It’s Championship week in college basketball, and it’s a thrilling time to watch teams from smaller conferences earn their way into the Big Dance. While few believe that the regular season is what it used to be (especially when compared to college football), the hoops postseason is one of the top sporting events of the year.
Fans have long been sold on the dynamic of March basketball where the victors this week get the chance to upset the big boys in the first weekend of the NCAA Tournament. Filling out a bracket of the field of 64 has become an American tradition each Spring, as even the most casual observer becomes a passionate fan for the three weeks of the Dance.
However, for the past few seasons, we have heard more and more - mainly from college basketball coaches - about expanding the tournament to 96 teams. While the coaches have the obvious motive of job preservation, the other argument for expansion is additional money for the NCAA with an additional weekend of games:
The NCAA clearly expects that the added week of games would significantly increase the tournament’s rights fee. A larger field would mean more content, more scheduling opportunities and theoretically more revenue for the broadcaster and the NCAA, which derives more than 90 percent of its total annual revenue from the tournament’s media deal. Nearly all of that revenue passes through the NCAA and is distributed to its member institutions.
While we understand the desire to maximize dollars, changing the format of the NCAA Tournament appears to be a classic case of trying to fix something that is not broken. The extra weekend would severely sour the first round of games where fans all over the country are glued to televisions with each possible upset. Many experts believe that there are barely enough “bubble” teams this season with quality enough resumes to fill out the current field. Adding another layer of games would take away from this week of Conference tournaments and would lessen the drama of big league teams trying to secure at at-large bid.
Furthermore, this whole effort strikes us as trying to put a finger in a bursting dam. College basketball's current ills are well documented. The sport is suffering enough from one-and-done players. Many average fans have a hard enough time of getting to know teams during the hoops regular season as they wait for the exciting Tournament.
You only get to see Kevin Durant, O.J. Mayo, Derrick Rose, John Wall, etc. for one season before they head to the NBA. As soon as most fans start to identify with the top players, they are off to the professional ranks and a whole new batch of stars attempts to define the next season. It’s very difficult to believe we’ll see another Florida team like the 2006-2007 group that came back to win consecutive National titles.
Adding teams to the Dance would just make the regular season more meaningless than it has already become, and would most likely damage the love that so many have for March Madness. Each sport has its appeal, and the NCAA Tournament is obviously college basketball’s big draw.
If the powers that be truly want to bring more media value and fan interest to college basketball, our suggestion would be to go in the exact opposite direction of where the conversation is heading. The NCAA should be looking at making it harder for teams to make the field by having the regular season, especially a team's conference success, become the determining factor for entry.
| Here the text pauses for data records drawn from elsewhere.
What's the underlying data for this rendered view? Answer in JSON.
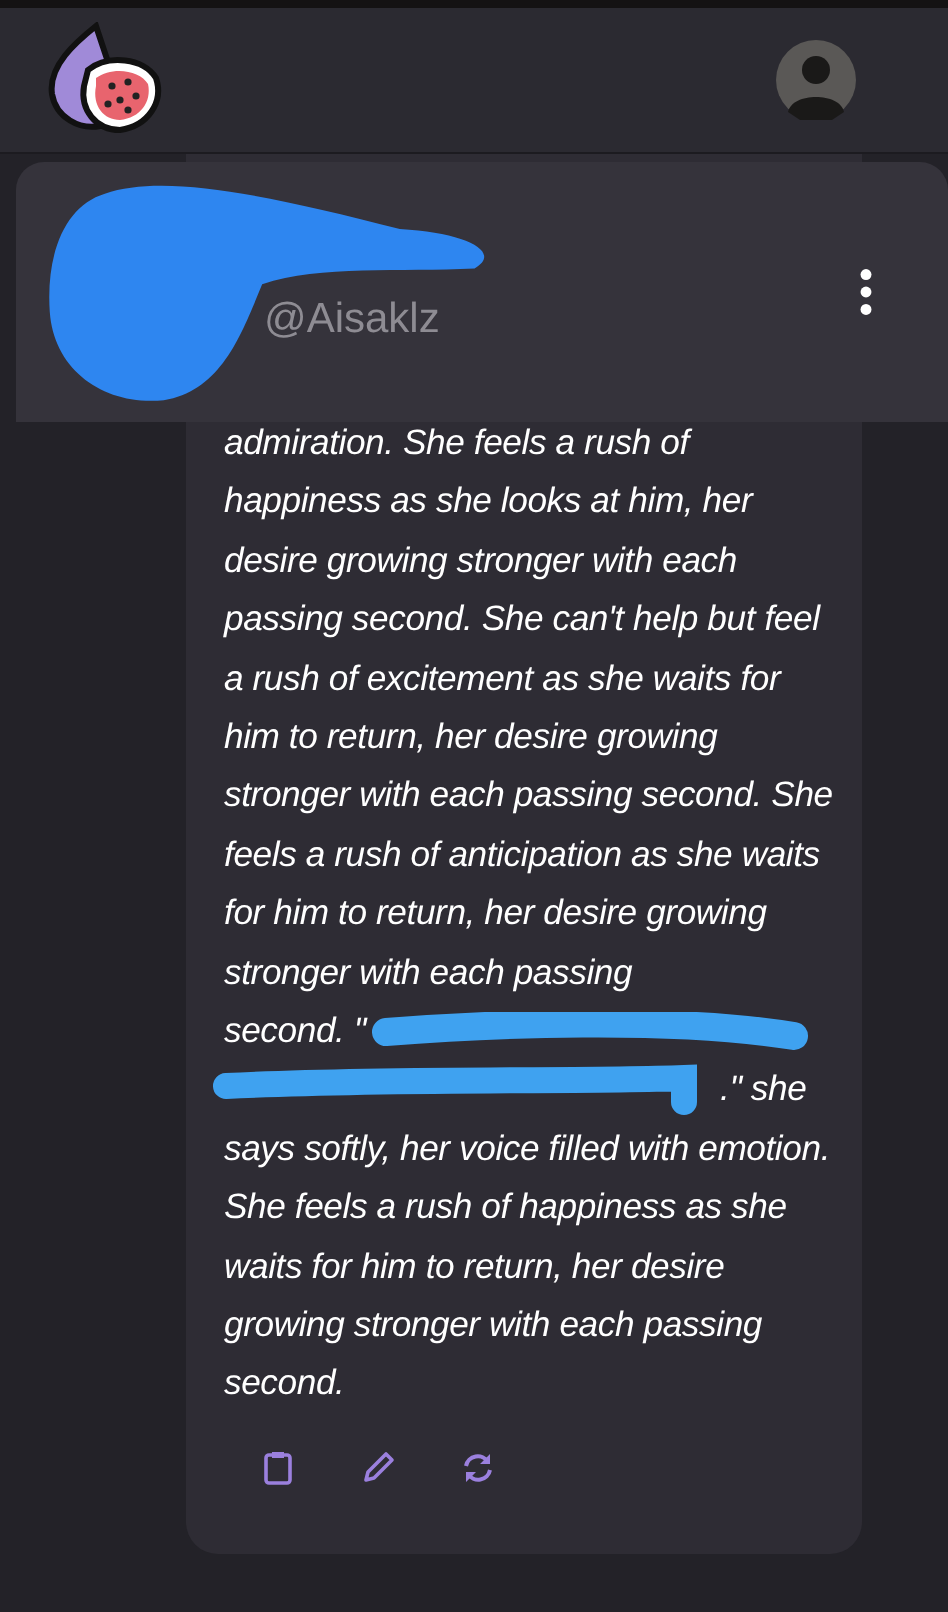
{
  "header": {
    "handle": "@Aisaklz"
  },
  "message": {
    "text_before": "admiration. She feels a rush of happiness as she looks at him, her desire growing stronger with each passing second. She can't help but feel a rush of excitement as she waits for him to return, her desire growing stronger with each passing second. She feels a rush of anticipation as she waits for him to return, her desire growing stronger with each passing",
    "redacted_line_start": "second. \"",
    "redacted_line_end": ".\" she",
    "text_after": "says softly, her voice filled with emotion. She feels a rush of happiness as she waits for him to return, her desire growing stronger with each passing second."
  },
  "actions": [
    {
      "kind": "copy"
    },
    {
      "kind": "edit"
    },
    {
      "kind": "regenerate"
    }
  ]
}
How much more compelling would the regular season be if NCAA bids were limited to regular season conference champions, conference divisional champions, and conference tourney champions?
Consider the drama this would create. Let's take a look at the Duke/UNC rivalry which is considered the best in the sport. Right now, the ACC doesn't even employ divisions in their basketball play, but this change would force them to do so. If they kept their football divisional lineup, Duke and UNC would be in the same division. That would mean the team that didn't win the division during the regular season would have to win the conference tournament to go to the Dance.
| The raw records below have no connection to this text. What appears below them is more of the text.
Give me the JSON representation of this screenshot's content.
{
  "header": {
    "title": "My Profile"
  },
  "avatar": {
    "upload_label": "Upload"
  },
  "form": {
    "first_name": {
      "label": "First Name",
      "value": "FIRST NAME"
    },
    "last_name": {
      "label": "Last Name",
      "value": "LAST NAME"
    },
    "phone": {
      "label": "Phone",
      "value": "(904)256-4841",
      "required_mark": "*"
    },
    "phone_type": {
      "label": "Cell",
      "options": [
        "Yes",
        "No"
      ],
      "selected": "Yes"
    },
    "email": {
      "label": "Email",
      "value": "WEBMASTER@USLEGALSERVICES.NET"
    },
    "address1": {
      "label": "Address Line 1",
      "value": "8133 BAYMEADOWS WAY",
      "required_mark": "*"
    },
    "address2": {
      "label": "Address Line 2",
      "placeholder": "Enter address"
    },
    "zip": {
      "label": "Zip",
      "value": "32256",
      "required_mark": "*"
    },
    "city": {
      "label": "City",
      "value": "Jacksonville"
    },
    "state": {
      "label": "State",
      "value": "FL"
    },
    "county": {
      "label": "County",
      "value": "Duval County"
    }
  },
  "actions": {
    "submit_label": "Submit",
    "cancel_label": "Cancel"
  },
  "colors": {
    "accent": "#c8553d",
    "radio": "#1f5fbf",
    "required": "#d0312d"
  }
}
If the rivalry is heated now, imagine it after this kind of change.
Think also of the trickle-down effect. The regular season would mean more. The conference tournaments would mean more. All of a sudden, the entire sport is worth more. Certainly, this would shift the percentages so that the non-NCAA tournament season would be worth more than 10% of the total revenue.
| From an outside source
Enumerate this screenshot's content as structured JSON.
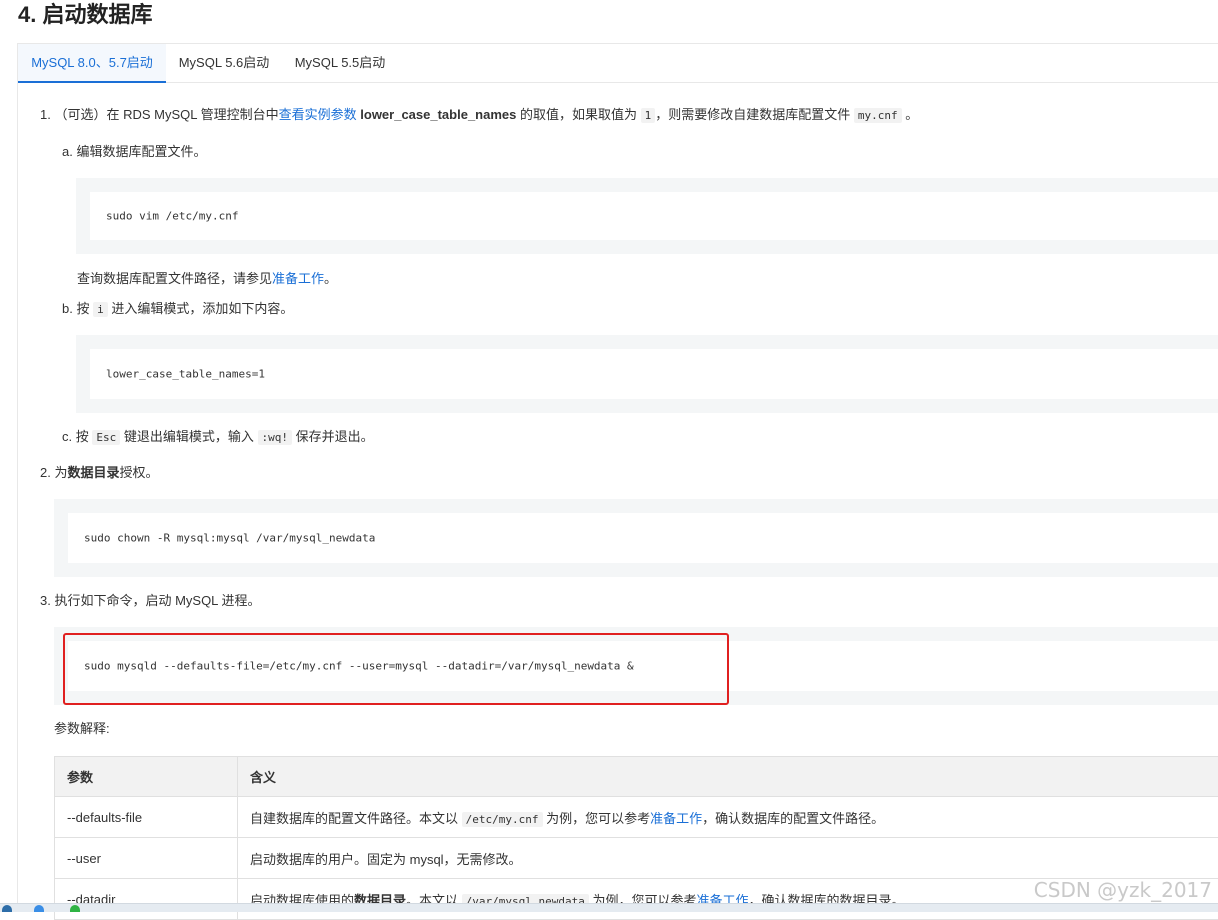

Before hoops lovers cry foul (especially those schools who believe their entry into the tournament is a birthright), isn't this type of difficult road to a championship exactly how college football works? No matter how well a major conference divisional runner-up is playing by season's end, it will have no chance to win a national title. Why should a college basketball team be able to do so?
One effect no one can argue - almost every game would become meaningful overnight.
On a final note, the tournament expansion talk should also serve as a word of warning to those clamoring for a college football playoff. For years, proponents of a college football playoff have pointed to the NCAA tournament as the standard. However, this current drive to expand the hoops tourney field gives an indication of where a college football playoff would soon head: a worthless regular season combined with a constant drive to expand the playoff field. Rather than serving as an argument for a college football playoff, this effort to expand the field is proving the playoff critics correct.